Hi Community, Need your help on understanding below topics.. 

I have a huge transaction file ( 20GB ) partition by transaction_date column , parquet file. I have evenly distributed data ( no skew ). There are 10 days of data and we have 10 partition folder each contains 1 GB. 

Path = '\FileStore\Nantha\Trx\data\2024-01-01\'    ....  '\FileStore\Nantha\Trx\data\2024-01-10'

Now, I would like to understand here,

1. While reading the file without where condition, ( a simple read ). How spark partition the data and process in parrallel. ( default partition size is 128MB ). Here i am confused on partition size is 128MB. what is this ??

2. when we use shuffle.partition is 200, which means 200 partitions having each 128MB ? how this partition is refered and calculated. Are these internal one.

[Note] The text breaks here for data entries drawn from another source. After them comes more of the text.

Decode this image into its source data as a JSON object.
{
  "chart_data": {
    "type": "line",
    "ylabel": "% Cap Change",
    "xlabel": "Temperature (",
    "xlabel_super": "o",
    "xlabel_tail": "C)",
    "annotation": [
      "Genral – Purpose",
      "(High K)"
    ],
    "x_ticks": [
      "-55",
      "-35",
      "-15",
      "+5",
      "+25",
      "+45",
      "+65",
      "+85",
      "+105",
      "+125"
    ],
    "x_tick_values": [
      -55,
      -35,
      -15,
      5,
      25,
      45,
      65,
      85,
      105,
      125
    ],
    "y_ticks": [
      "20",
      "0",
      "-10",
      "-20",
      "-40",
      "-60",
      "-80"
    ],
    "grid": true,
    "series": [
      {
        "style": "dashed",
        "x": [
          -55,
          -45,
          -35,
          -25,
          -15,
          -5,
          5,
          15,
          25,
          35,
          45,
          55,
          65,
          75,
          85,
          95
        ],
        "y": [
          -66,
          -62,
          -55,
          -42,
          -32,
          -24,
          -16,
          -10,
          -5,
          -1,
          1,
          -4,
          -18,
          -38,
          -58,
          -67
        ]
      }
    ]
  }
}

3. When we are issues cache or persist on dataframe, will this store the whole dataframe in MEMORY / DISK... or will it store as partition internally. 

 

payalbhatia
New Contributor II

I have follow up questions here :
1) OP mentions about the 1 GB of data in each folder. So , the spark will read ~8 partitions on 8 cores(if there ) ?
2)what if I get empty partitions after shuffle?

Personal1
New Contributor II

I read a .zip file in Spark and get unreadable data when I run show() on the data frame.

When I check the number of partitions using df.rdd.getNumPartitions(), I get 8 (the number of cores I am using). Shouldn't the partition count be just 1 as I read a non-splittable/compressed file?

When I was using only 1 core, then I had got only 1 partition though.